Another relative thinking about contacting Zanoli is Jerusalem resident Hanna Horovitz, Hameiri’s 79-year-old cousin. Her mother, Hameiri’s aunt, survived the war after she immigrated alone to Palestine in the 1930s. The rest of the family stayed behind, and other than Hameiri, Horovitz believes that virtually all the rest were killed in Sobibor and Auschwitz.
In 1951, after Hameiri immigrated to Israel, he stayed with Horovitz’s family in Jerusalem. He was a quiet, withdrawn boy with a heart condition who was very intelligent and “never would have believed anyone would write about him,” Horovitz said.

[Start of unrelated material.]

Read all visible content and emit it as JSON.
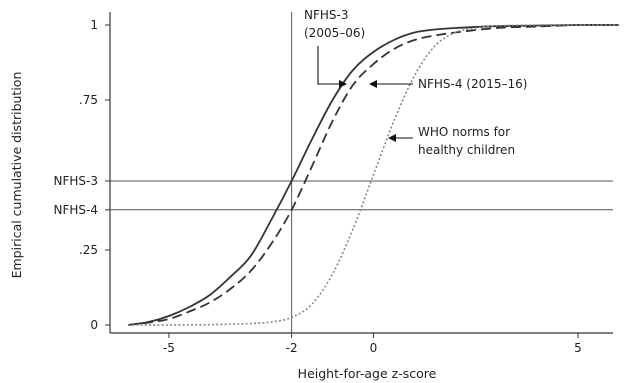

Asked what she thinks about the deaths of Zanoli’s family members in Gaza and his decision to return the award, she said, “For 13 years we’ve been suffering from the shelling, and now they’re building all of these tunnels. You can’t judge us, how can you live under shelling all the time?”
She added that her cousin Hameiri “would have said that to him also. He would say he’s sorry too, but also tell him all of this that I’m saying.”
In a letter to the Israeli embassy in the Hague, which he submitted along with the medal and certificate, Zanoli wrote that keeping the medal would be “both an insult to the memory of my courageous mother who risked her life and that of her children fighting against suppression and for the preservation of human life as well as an insult to those in my family, four generations on, who lost no less than six of their relatives in Gaza at the hands of the State of Israel.”
He also took issue with aspects of Israel beyond his personal tragedy, saying that the “Zionist project” had practiced ethnic cleansing and suppression of Palestinians and had “from its beginning a racist element in it in aspiring to build a state exclusively for Jews.”
Contacted on Sunday, Yad Vashem said of Zanoli’s decision, “we are sorry for his loss, and regret his decision to return his mother’s medal. The survivor passed away as far as we know.”